I listened as he laid out his plan and then asked, “What will we do with the boys?”
“Well, they will be in these other few classrooms and they can watch a movie.”
“So you’re going to address sexual assault, a deeply gendered issue, and you are only going to address the girls?”
“Well, we just don’t have the staff to be able to handle all of the boys.”
“So we do nothing with them? That’s the solution? The boys are too hard to handle and we just don’t know how so we will do nothing?! First of all, sexual assault is a gendered issue; assaulters are overwhelmingly male. Second, I have spoken directly to boys in this school who themselves have been abused or assaulted who also need support. This is deeply problematic.”
The principal adjourned the meeting and said we would think about how to address this and come back at the next meeting with an alternative.
Wanna know what ended up happening? Nothing. Absolutely nothing.
They didn’t know how to deal with the boys, so instead of doing some type of intervention, they did nothing. This was early in my career and it was archetypal of what I would see over and over again as I continued in my educational and activist work around issues of consent, sexuality, the body and gender.
And it’s not far off from what is happening now and why we are here. We don’t know how to address the men. So we don’t, and they run amok and unchecked for so long that sexual harassment and assault become the norm. We teach women how to “not get raped” or think themselves out of abusive situations, or how to not rock the boat, placing the responsibility on them, or on whomever lacks the power.
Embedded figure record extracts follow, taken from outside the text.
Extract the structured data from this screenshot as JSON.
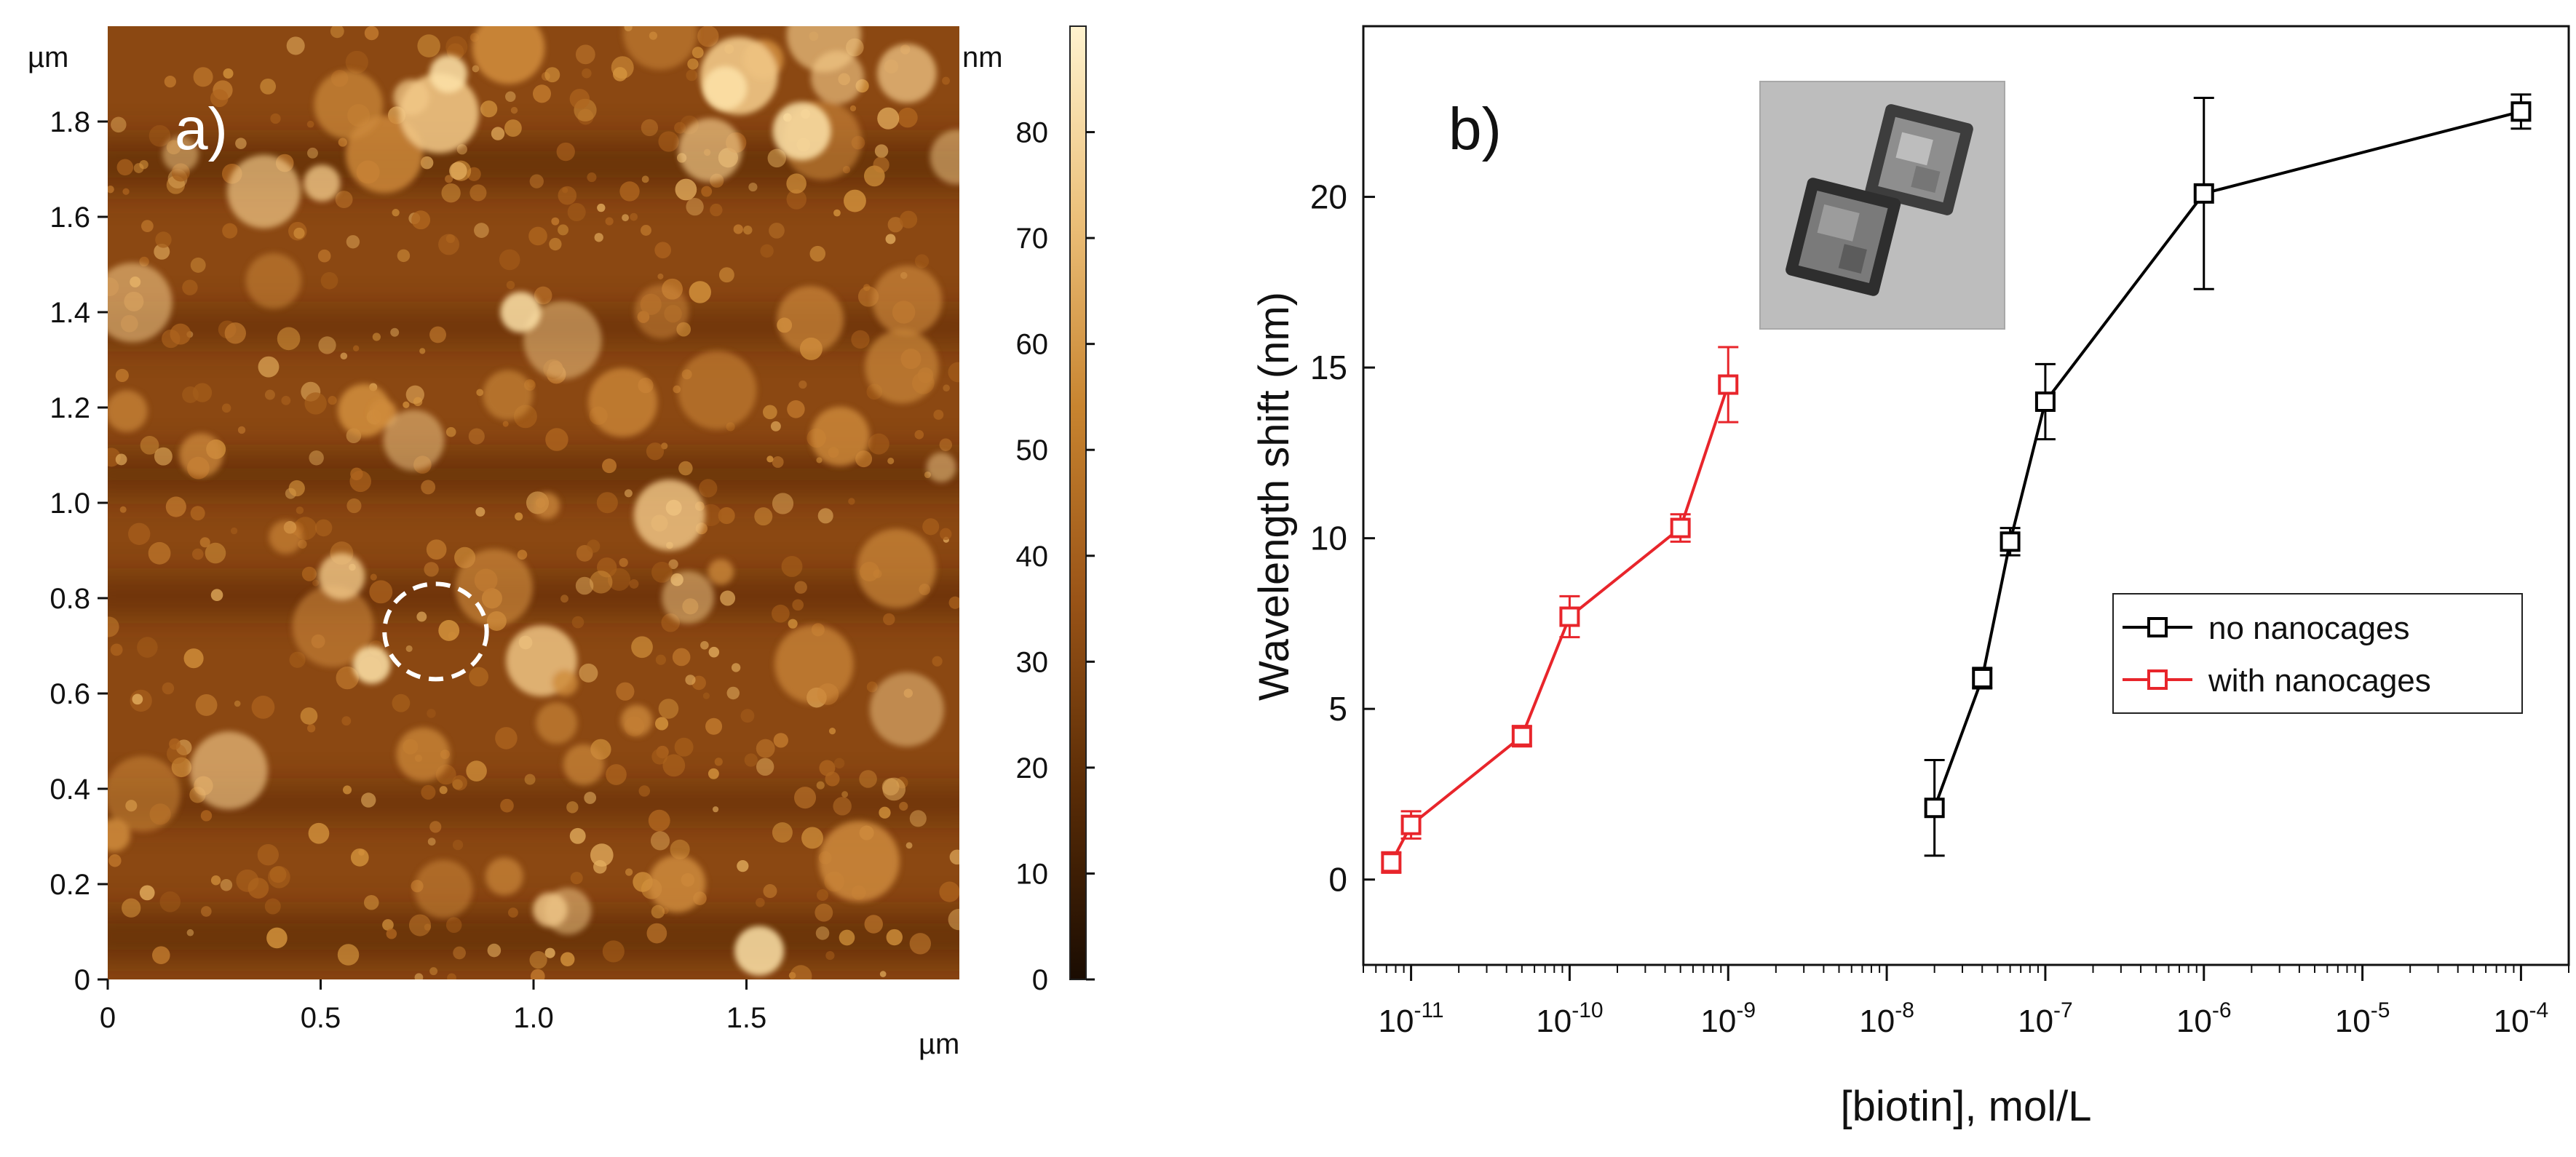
{
  "chart_data": [
    {
      "type": "heatmap",
      "panel_label": "a)",
      "title": "",
      "x_unit_label": "µm",
      "y_unit_label": "µm",
      "x_ticks": [
        "0",
        "0.5",
        "1.0",
        "1.5"
      ],
      "x_tick_values": [
        0,
        0.5,
        1.0,
        1.5
      ],
      "y_ticks": [
        "0",
        "0.2",
        "0.4",
        "0.6",
        "0.8",
        "1.0",
        "1.2",
        "1.4",
        "1.6",
        "1.8"
      ],
      "y_tick_values": [
        0,
        0.2,
        0.4,
        0.6,
        0.8,
        1.0,
        1.2,
        1.4,
        1.6,
        1.8
      ],
      "xlim": [
        0,
        2.0
      ],
      "ylim": [
        0,
        2.0
      ],
      "colorbar": {
        "unit_label": "nm",
        "ticks": [
          "0",
          "10",
          "20",
          "30",
          "40",
          "50",
          "60",
          "70",
          "80"
        ],
        "tick_values": [
          0,
          10,
          20,
          30,
          40,
          50,
          60,
          70,
          80
        ],
        "range": [
          0,
          90
        ],
        "colors": [
          "#1a0c02",
          "#5a2c06",
          "#9a5417",
          "#c8842f",
          "#ecc07a",
          "#fff3cf"
        ]
      },
      "annotation": {
        "shape": "dashed-ellipse",
        "center_um": [
          0.77,
          0.73
        ],
        "radius_um": [
          0.12,
          0.1
        ]
      }
    },
    {
      "type": "line",
      "panel_label": "b)",
      "title": "",
      "xlabel": "[biotin], mol/L",
      "ylabel": "Wavelength shift (nm)",
      "x_scale": "log",
      "xlim": [
        5e-12,
        0.0002
      ],
      "ylim": [
        -2.5,
        25
      ],
      "x_ticks": [
        {
          "base": "10",
          "exp": "-11",
          "value": 1e-11
        },
        {
          "base": "10",
          "exp": "-10",
          "value": 1e-10
        },
        {
          "base": "10",
          "exp": "-9",
          "value": 1e-09
        },
        {
          "base": "10",
          "exp": "-8",
          "value": 1e-08
        },
        {
          "base": "10",
          "exp": "-7",
          "value": 1e-07
        },
        {
          "base": "10",
          "exp": "-6",
          "value": 1e-06
        },
        {
          "base": "10",
          "exp": "-5",
          "value": 1e-05
        },
        {
          "base": "10",
          "exp": "-4",
          "value": 0.0001
        }
      ],
      "y_ticks": [
        {
          "label": "0",
          "value": 0
        },
        {
          "label": "5",
          "value": 5
        },
        {
          "label": "10",
          "value": 10
        },
        {
          "label": "15",
          "value": 15
        },
        {
          "label": "20",
          "value": 20
        }
      ],
      "legend_position": "right-middle",
      "series": [
        {
          "name": "no nanocages",
          "color": "#000000",
          "marker": "open-square",
          "x": [
            2e-08,
            4e-08,
            6e-08,
            1e-07,
            1e-06,
            0.0001
          ],
          "y": [
            2.1,
            5.9,
            9.9,
            14.0,
            20.1,
            22.5
          ],
          "err": [
            1.4,
            0.3,
            0.4,
            1.1,
            2.8,
            0.5
          ]
        },
        {
          "name": "with nanocages",
          "color": "#e8252b",
          "marker": "open-square",
          "x": [
            7.5e-12,
            1e-11,
            5e-11,
            1e-10,
            5e-10,
            1e-09
          ],
          "y": [
            0.5,
            1.6,
            4.2,
            7.7,
            10.3,
            14.5
          ],
          "err": [
            0.3,
            0.4,
            0.3,
            0.6,
            0.4,
            1.1
          ]
        }
      ],
      "inset": {
        "kind": "electron-micrograph",
        "subject": "two cubic nanocages"
      }
    }
  ]
}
And we let the ones in power rule the school, harming so many people along the way, and no one knew what to do.
What a missed opportunity to educate us all, to raise the bar on how we treat each other and experience sexuality. Adults need their own sex education and we are not providing it in any meaningful widespread way. Adults are former teenagers who never got the sex education they needed and grew into overgrown teens who still don’t understand proper sexual and emotional boundaries, how to deal with their own sexual energy and desires and how to be a basically good human being. The gender gap is a chasm so wide now—let’s hope it’s too big to continue to ignore.